I was staring wistfully out the window a couple of weeks later when Ono came into the office and fairly stumbled over the desks between the door and my desk before saying (breathlessly) “I have found you some land!”
No man’s eagerness could have been greater! Not only had he found a plot of land (about a 15 minute walk from my house, and really neglected, just like I had asked) but he was taking me there RIGHT NOW.
I can’t remember the last time I wanted to cry over an untamed patch of weeds and loam, but cry I did (in a local and private sort of way) as I gazed upon my very own garden-to-be. We stood reflecting on the land for sometime until the reverie was broken (a freak blizzard was setting in again) and I was taken to meet the mayor of Niyodogawa, “so that I might ask for a hoe.”
It’s true.
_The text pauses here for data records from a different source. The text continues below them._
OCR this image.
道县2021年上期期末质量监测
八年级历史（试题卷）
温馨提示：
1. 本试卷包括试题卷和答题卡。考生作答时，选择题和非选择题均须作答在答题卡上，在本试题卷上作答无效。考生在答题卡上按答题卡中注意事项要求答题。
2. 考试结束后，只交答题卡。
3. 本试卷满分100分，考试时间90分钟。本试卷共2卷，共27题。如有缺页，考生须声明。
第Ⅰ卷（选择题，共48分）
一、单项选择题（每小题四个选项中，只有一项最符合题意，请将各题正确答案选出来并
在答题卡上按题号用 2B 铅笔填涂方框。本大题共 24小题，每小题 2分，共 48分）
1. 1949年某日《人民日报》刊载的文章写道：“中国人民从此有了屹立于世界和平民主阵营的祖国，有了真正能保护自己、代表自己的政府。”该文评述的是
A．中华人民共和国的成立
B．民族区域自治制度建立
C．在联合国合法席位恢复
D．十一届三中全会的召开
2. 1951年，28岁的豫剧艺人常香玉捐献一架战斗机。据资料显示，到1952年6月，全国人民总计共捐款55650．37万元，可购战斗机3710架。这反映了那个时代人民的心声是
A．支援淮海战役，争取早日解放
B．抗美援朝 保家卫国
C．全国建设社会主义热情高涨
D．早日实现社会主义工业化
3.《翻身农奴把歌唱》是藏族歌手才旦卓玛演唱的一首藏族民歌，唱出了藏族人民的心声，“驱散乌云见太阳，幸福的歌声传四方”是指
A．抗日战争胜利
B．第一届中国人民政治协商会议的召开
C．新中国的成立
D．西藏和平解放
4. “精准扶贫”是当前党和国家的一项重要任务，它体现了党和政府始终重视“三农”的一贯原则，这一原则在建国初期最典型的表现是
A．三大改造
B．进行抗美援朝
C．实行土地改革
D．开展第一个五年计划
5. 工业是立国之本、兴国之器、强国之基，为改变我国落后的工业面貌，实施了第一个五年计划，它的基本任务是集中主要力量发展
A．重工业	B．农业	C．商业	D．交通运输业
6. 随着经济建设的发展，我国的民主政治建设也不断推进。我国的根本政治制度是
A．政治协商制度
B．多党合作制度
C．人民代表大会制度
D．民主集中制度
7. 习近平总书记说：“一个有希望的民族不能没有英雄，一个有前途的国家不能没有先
The mayor of Niyodogawa had not only secured the land for me, but with much enthusiasm he implored me to use his trowel and his plow.
“And you must come and wash your hands at my house,” Ono said, gesturing enthusiastically to a house not far away. “And take the tools at any time! And use a tractor to toss the earth! And we will show you how to plant the Japanese vegetables! And you must have the help of students, who at any time will be willing! And grow many many things. But mostly spinach, we we love most. The mayor loves most. And to sell the ripe vegetables at the market! And-“
. . . .
“You do realize that you are probably the mot unusual foreigner these people have ever met,” my friend says to me a few days later when I tell him of my beloved new plot of land.
“What! How so?”
“Well, besides the obvious,” he chortles a bit, “think about what majority of the population takes up farming.”
I think for a bit and answer wisely, “The old people?”
“Exactly. And they do it because no one else in Japan wants to do it.”
It is true. Farming is primarily the employment of the elderly and the retired. As young people move onto more exciting cities and white-collar jobs, the time old tradition of rice, tea, fruit and vegetable planting and harvesting falls to those seemingly too advanced in years to be doing such laborious work. One in ten of my students want to be farmers. The others dream of being bakers and teachers and airline-stewardesses (this is the ultimate dream).
And so, along comes not only a foreigner, but a young foreigner whose idea of Sunday fun is toiling the earth. It is either the greatest mockery of Japanese culture (many people do in fact think that a source of derision) or the greatest impression yet to be made. I hope, truly, that it is the latter.
For Ono and the mayor, at least, it is a source of unending amusement.
The idea of my garden, though, has shocked my students more than anyone. I was diligently weeding away when the first of these students happened to pass by. About eight or so, he stopped and stared at me with unbelieving eyes. His mouth dropped open and the words "ego-no-sensei!" (my English teacher! ) were barely audible. And even as I waved and said hello he stared and stared. At last, regaining consciousness, he sort of stumbled backwards and walked crab-like up the hill, watching me all the while with disbelief and wonder.
About an hour later, one of my more silent and sullen students walked by. There is a scene in The Grinch Who Stole Christmas where Cindy Lu spies old grinchie stuffing the tree up the chimney and cires "ahhh!"
I cannot more accurately liken the shocked little cry that came from her lips when she saw me there.
“Hi Natsumi,” I smiled and held up my trowel by way of explanation. She stared at me for a moment, and then (like a small little miracle, for I never, never see this poor girl smile), a grin breaks out on her face and she says “sensei! Taihen!” which really says it all: Teacher: awful (alternatively: dreadful, terrible!).
I nodded solemnly to her, which seemed the only appropriate thing to do in response to such a proclamation, and then I beamed ridiculously and said, “kite!” Oh yes, join me in my folly!
Peas, and carrots and corn; potatoes, parsley and sunflowers. I will show them all! Feeling a little like Chicken Little, but also willing to share my bread, I have the distinct impression that my Tales of a Garden have only just begun.